Nauru to decide on medical transfers of refugees despite new Australian laws

The government of Nauru will be the final arbiter of whether any refugees or asylum seekers are brought to Australia from that island as a result of the medical transfer bill that passed through Parliament last week.

The Department of Home Affairs was seeking legal advice on Tuesday about new Nauruan laws imposing further restrictions on the circumstances in which residents of the tiny island nation can be sent overseas for medical treatment.

The new laws also prescribe that a transfer shall not be approved “on the recommendation of an overseas health practitioner by telemedicine examination or diagnosis”. That appears to jeopardise the possibility for a specialist in Australia to successfully recommend a medical transfer after consulting the patient by video conference, for example.

The spokeswoman for Coleman said: “The governments of Nauru and Australia have worked together for a number of years. We will continue to work with Nauru in light of the laws passed through the Australian Parliament.”

A spokeswoman also said the Australian government had no involvement in Nauru's new laws.

The Guardian reported that in September, Nauru twice blocked medical transfers and refused permission for an air ambulance to land - despite court orders from Australia.

Home Affairs officials told a Senate inquiry on Monday night that 431 people were still on Nauru, comprising 330 refugees, 26 non-refugees and 75 people whose refugee status was unresolved. There are 456 refugees and 128 non-refugees in Papua New Guinea.

As of June last year, Australia was paying Nauru a “visa fee” of $2000 (US$1,432) per month per asylum seeker on the island, which based on 431 people equates to just over $10 million (US$7 million) a year - a significant chunk of Nauru's $160 million (US$114 million) gross domestic product.

Lawyer and refugee advocate George Newhouse said Nauru's crackdown on the conditions for medical transfers effectively made the refugees “prisoners” of the island nation.

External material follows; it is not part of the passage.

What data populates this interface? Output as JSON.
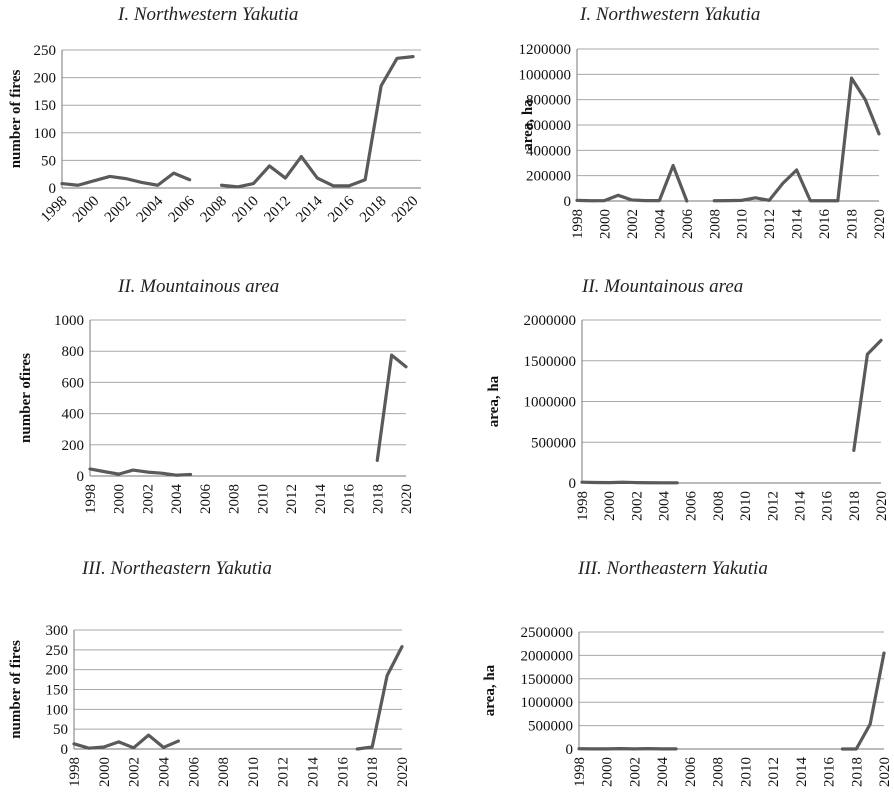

“Australia is now unable to comply with its own laws,” he said. "This could form the basis of a fresh constitutional challenge to offshore processing."

 

Nick Martin, an Australian doctor with experience in medical transfers from Nauru, said it was "a disgusting situation that treats desperate refugees as political pawns".

 

“They want it both ways - keep the refugees there and then say they can’t interfere when Nauru decides to hold on to what they see as an asset,” he said.

 

Home Affairs secretary Michael Pezzullo has also confirmed the government intends to send any sick refugees and asylum seekers transferred from Nauru and PNG to Australia's remote Christmas Island unless they required specialised treatment only available on the mainland.

 

“That is the policy of the government,” he told a late night Senate estimates hearing.

 

Labor leader Bill Shorten said as long as the treatment was delivered and made people better, it did not matter if it took place on the remote island. “That's fine,” he said. “The issue here is the safe treatment of people within the context of stronger borders.”

 

The detention centre on Christmas Island - which is far closer to Indonesia than Australia's mainland - was mothballed last year, but Prime Minister Scott Morrison last week ordered it to be reopened in the wake of the medical transfer bill passing the Parliament.

 

Independent MP and doctor Kerryn Phelps, who drove the medical transfers bill through the lower house, said it was a "subversion of our entire model of representative democracy" to send sick people to Christmas Island for treatment, instead of the mainland.

 

Doctors for Refugees' head Barri Phatarfod said the proposal was “diabolically dangerous”.

 

“I can’t see how that’s possible when the hospital at Christmas Island has six to eight beds, has no specialised services and is even further away from Australia than PNG is,” she said.